Reguly expertly deconstructed the ad's various claims but among his favourite spurious tidbits was the line: "Canada continues to use innovation and technology to reduce emissions"; he points out while emissions "intensity" - the emissions of greenhouse gases per barrel of oil - is down, the oilsands' total emissions continue to expand.

Funnily enough, the Globe reported a year earlier then-Natural Resources Minister Joe Oliver got into trouble when a government website claimed greenhouse gas emissions from the oilsands fell 26 per cent from 1990-2011; again, emissions per barrel fell but oilsands GHG output quadrupled over those 20 years. Oliver hastily corrected the error on the site - www.gowithcanada.ca - which was part of a Conservative effort to bombard U.S. lawmakers with ads and billboards in support of Keystone. The minister wouldn't reveal how much Go With Canada cost, or even how long it would last, but his department, Natural Resources Caanda, saw its ad budget go from $237,000 in 2010 to $16.5 million last year.

And, go figure, the April New Yorker ad was sponsored by www.gowithcanada.ca. Congratulations, taxpayer, you're bankrolling one of the most aggressive, shameless lobbying efforts ever mounted by a foreign government on U.S. soil.

It's not just the money, although it's obscene and perverse the Canadian government is wasting public dollars on an oilsands firm.

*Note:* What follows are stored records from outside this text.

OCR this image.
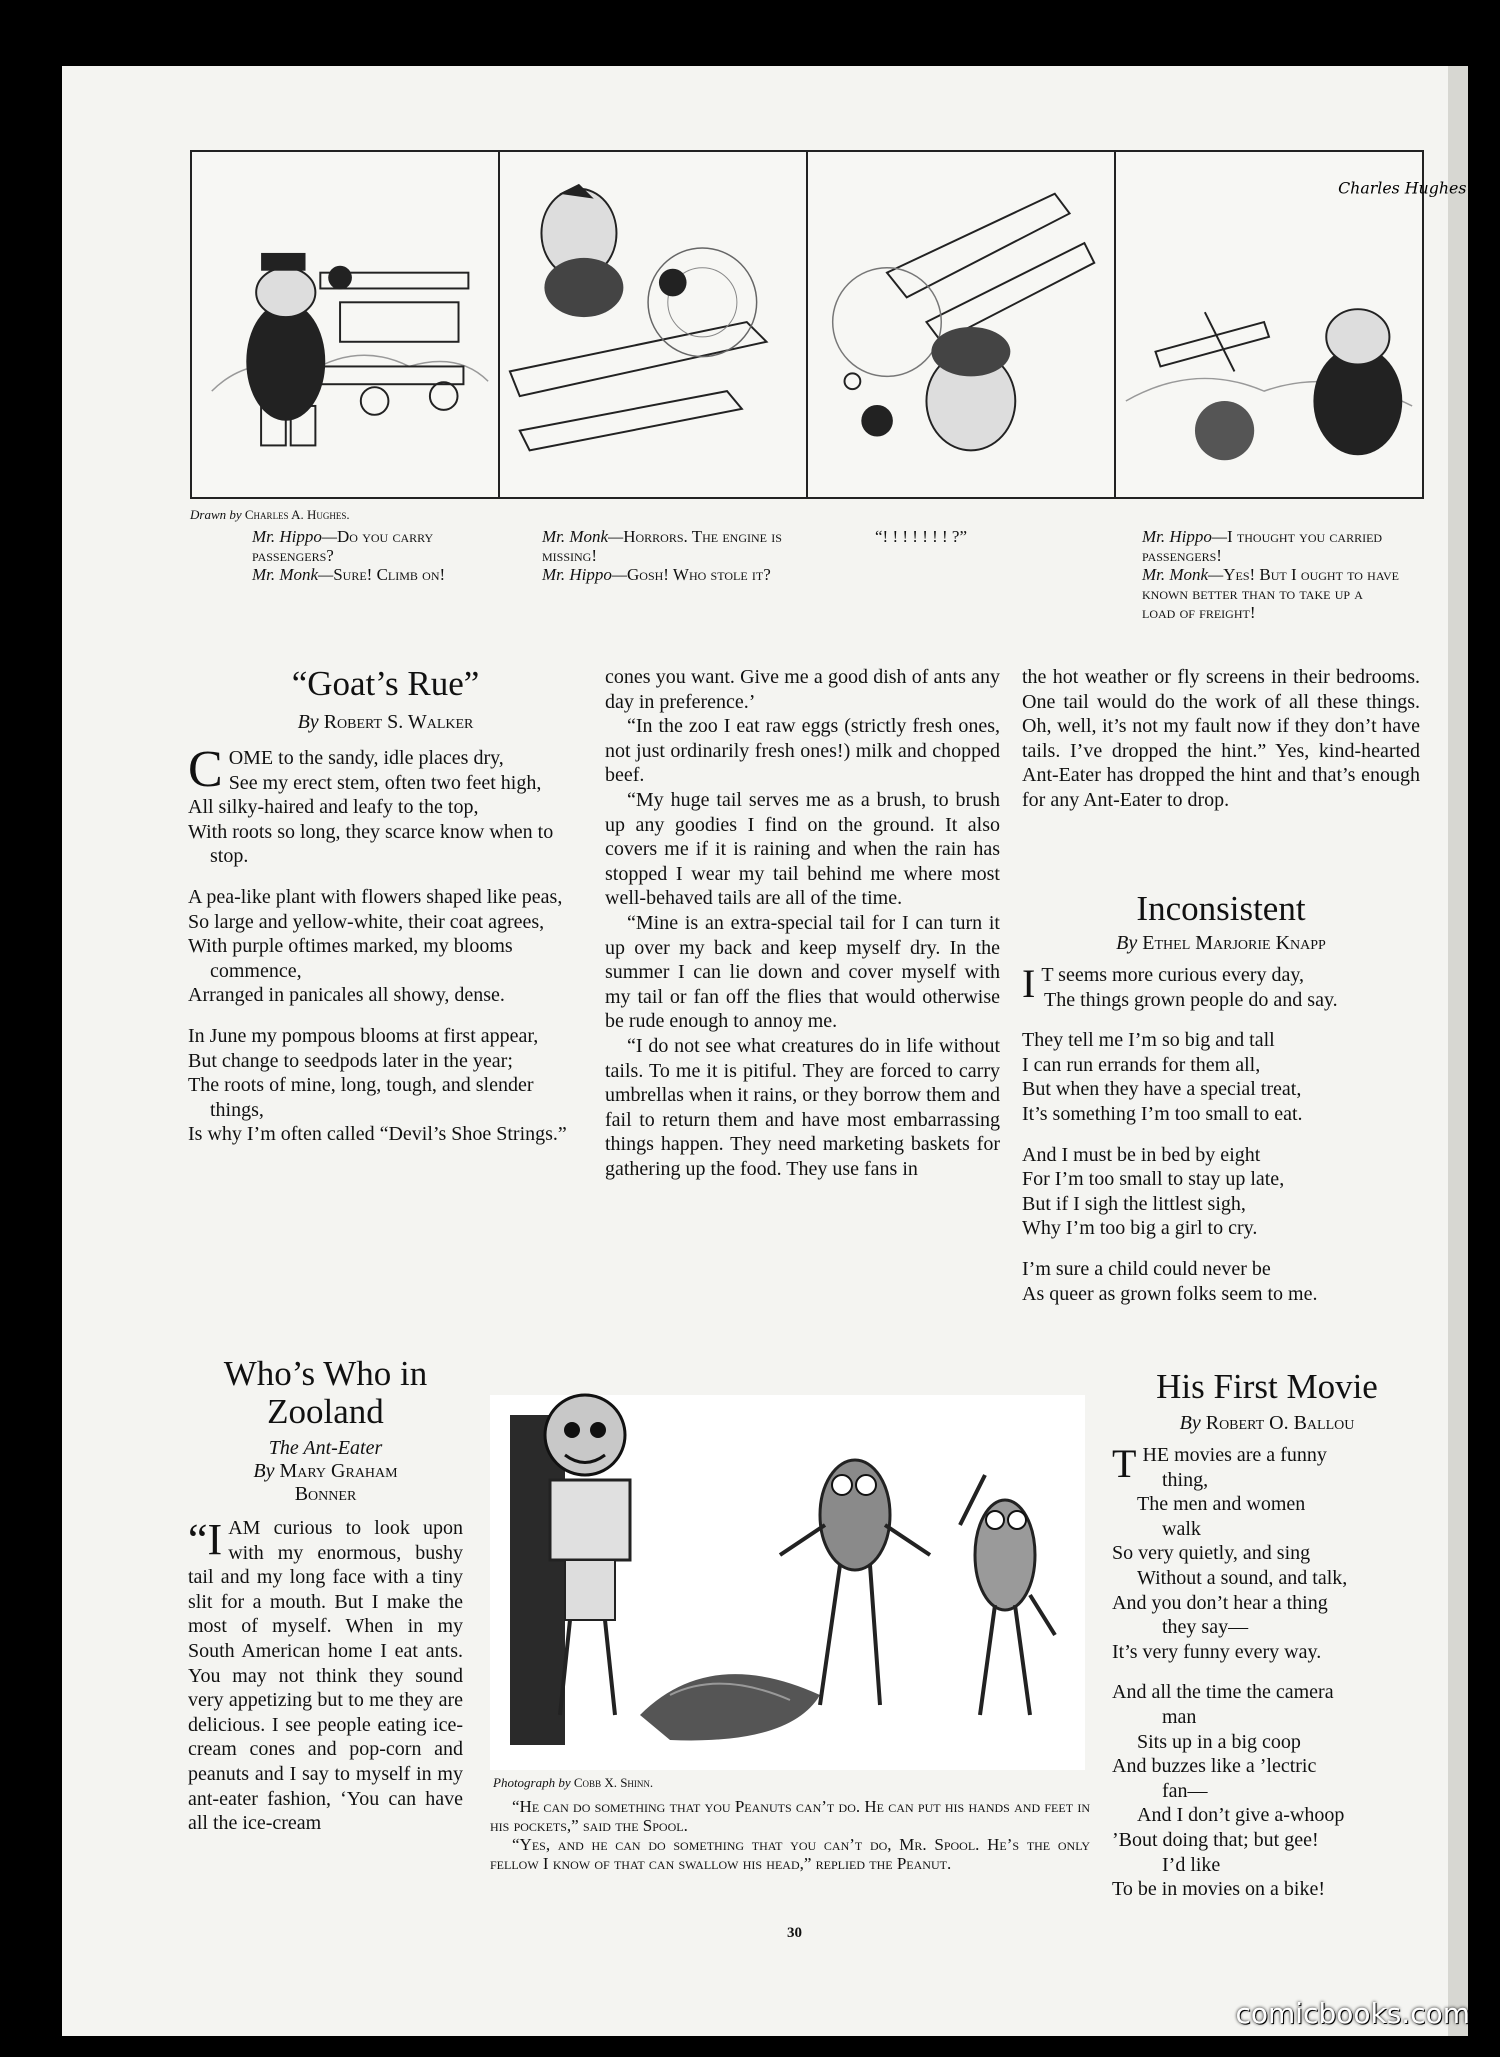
Charles Hughes
Drawn by Charles A. Hughes.
Mr. Hippo—Do you carry passengers?
Mr. Monk—Sure! Climb on!
Mr. Monk—Horrors. The engine is missing!
Mr. Hippo—Gosh! Who stole it?
“! ! ! ! ! ! ! ?”	Mr. Hippo—I thought you carried passengers!
Mr. Monk—Yes! But I ought to have known better than to take up a load of freight!
“Goat’s Rue”
By Robert S. Walker
C OME to the sandy, idle places dry,
See my erect stem, often two feet high,
All silky-haired and leafy to the top,
With roots so long, they scarce know when to stop.
A pea-like plant with flowers shaped like peas,
So large and yellow-white, their coat agrees,
With purple oftimes marked, my blooms commence,
Arranged in panicales all showy, dense.
In June my pompous blooms at first appear,
But change to seedpods later in the year;
The roots of mine, long, tough, and slender things,
Is why I’m often called “Devil’s Shoe Strings.”
Who’s Who in
Zooland
The Ant-Eater
By Mary Graham
Bonner
“IAM curious to look upon with my enormous, bushy tail and my long face with a tiny slit for a mouth. But I make the most of myself. When in my South American home I eat ants. You may not think they sound very appetizing but to me they are delicious. I see people eating ice-cream cones and pop-corn and peanuts and I say to myself in my ant-eater fashion, ‘You can have all the ice-cream
cones you want. Give me a good dish of ants any day in preference.’
“In the zoo I eat raw eggs (strictly fresh ones, not just ordinarily fresh ones!) milk and chopped beef.
“My huge tail serves me as a brush, to brush up any goodies I find on the ground. It also covers me if it is raining and when the rain has stopped I wear my tail behind me where most well-behaved tails are all of the time.
“Mine is an extra-special tail for I can turn it up over my back and keep myself dry. In the summer I can lie down and cover myself with my tail or fan off the flies that would otherwise be rude enough to annoy me.
“I do not see what creatures do in life without tails. To me it is pitiful. They are forced to carry umbrellas when it rains, or they borrow them and fail to return them and have most embarrassing things happen. They need marketing baskets for gathering up the food. They use fans in
the hot weather or fly screens in their bedrooms. One tail would do the work of all these things. Oh, well, it’s not my fault now if they don’t have tails. I’ve dropped the hint.” Yes, kind-hearted Ant-Eater has dropped the hint and that’s enough for any Ant-Eater to drop.
Inconsistent
By Ethel Marjorie Knapp
I T seems more curious every day,
The things grown people do and say.
They tell me I’m so big and tall
I can run errands for them all,
But when they have a special treat,
It’s something I’m too small to eat.
And I must be in bed by eight
For I’m too small to stay up late,
But if I sigh the littlest sigh,
Why I’m too big a girl to cry.
I’m sure a child could never be
As queer as grown folks seem to me.
Photograph by Cobb X. Shinn.
“He can do something that you Peanuts can’t do. He can put his hands and feet in his pockets,” said the Spool.
“Yes, and he can do something that you can’t do, Mr. Spool. He’s the only fellow I know of that can swallow his head,” replied the Peanut.
His First Movie
By Robert O. Ballou
T HE movies are a funny
thing,
The men and women
walk
So very quietly, and sing
Without a sound, and talk,
And you don’t hear a thing
they say—
It’s very funny every way.
And all the time the camera
man
Sits up in a big coop
And buzzes like a ’lectric
fan—
And I don’t give a-whoop
’Bout doing that; but gee!
I’d like
To be in movies on a bike!
30
comicbooks.com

The money is only part of a systematic, ongoing campaign in which Stephen Harper's Tories shill for TransCanada in particular and the oilsands in general.

According to the Tyee, minister after minister has made the pilgrimage to Washington to plead TransCanada's case, most recently the Tories Minister with a Shock Collar John Baird. In 2011, Canadian ambassador Gary Doer got a thank you letter from TransCanada for pumping the pipeline. One U.S. congressional aide - who works in a place that's seen the persuasive efforts of Big Pharma, Big Tobacco, and the National Rifle Association - said Canada's pipeline pressure was "more aggressive than we`re used to."

When does a chummy relationship cross into the incestuous? It's fair to assume that for some time the oilsands and Harper's Conservatives have been going steady. They may even held hands.

The problem is that while the Conservatives continue to flaunt their infatuation with the oilsands on one hand, on the other the federal government is promising to objectively consider the Northern Gateway pipeline project, which is currently awaiting final approval from the Harper government. The anticipation has been cute but the only thing that would be more surprising than the Conservatives saying no to the Northern Gateway is Joel "Kick-It-In" Otto being hired as the head coach of the Vancouver Canucks.

With the Tories' groteque cheerleading for Keystone, it's impossible to give any credibility to the Conservatives' judgment of the Northern Gateway pipeline. And how are Harper's Tories going to effectively police 1,177 kilometres of steel pipe filled with poison, as well as the coastal waters it connects to, from beneath the bedsheets it shares with the oil and gas industry?

It's also a nightmare legally. When eco-groups and First Nations unleash a barrage of legal suits against Northern Gateway, how is the government's case going to withstand scrutiny? The Tories and Enbridge will swear the pipeline withstood a rigorous examination while First Nations were listened to but it's hard to do either when the federal government is putting up billboards in support of the oilsands all over Washington, D.C.

The Keystone XL pipeline is currently mired in a classic Beltway morass. Northern Gateway will likely languish in court for a decade or more. When it comes to the federal Conservatives and the oilsands, it couldn't have happened to a nicer couple.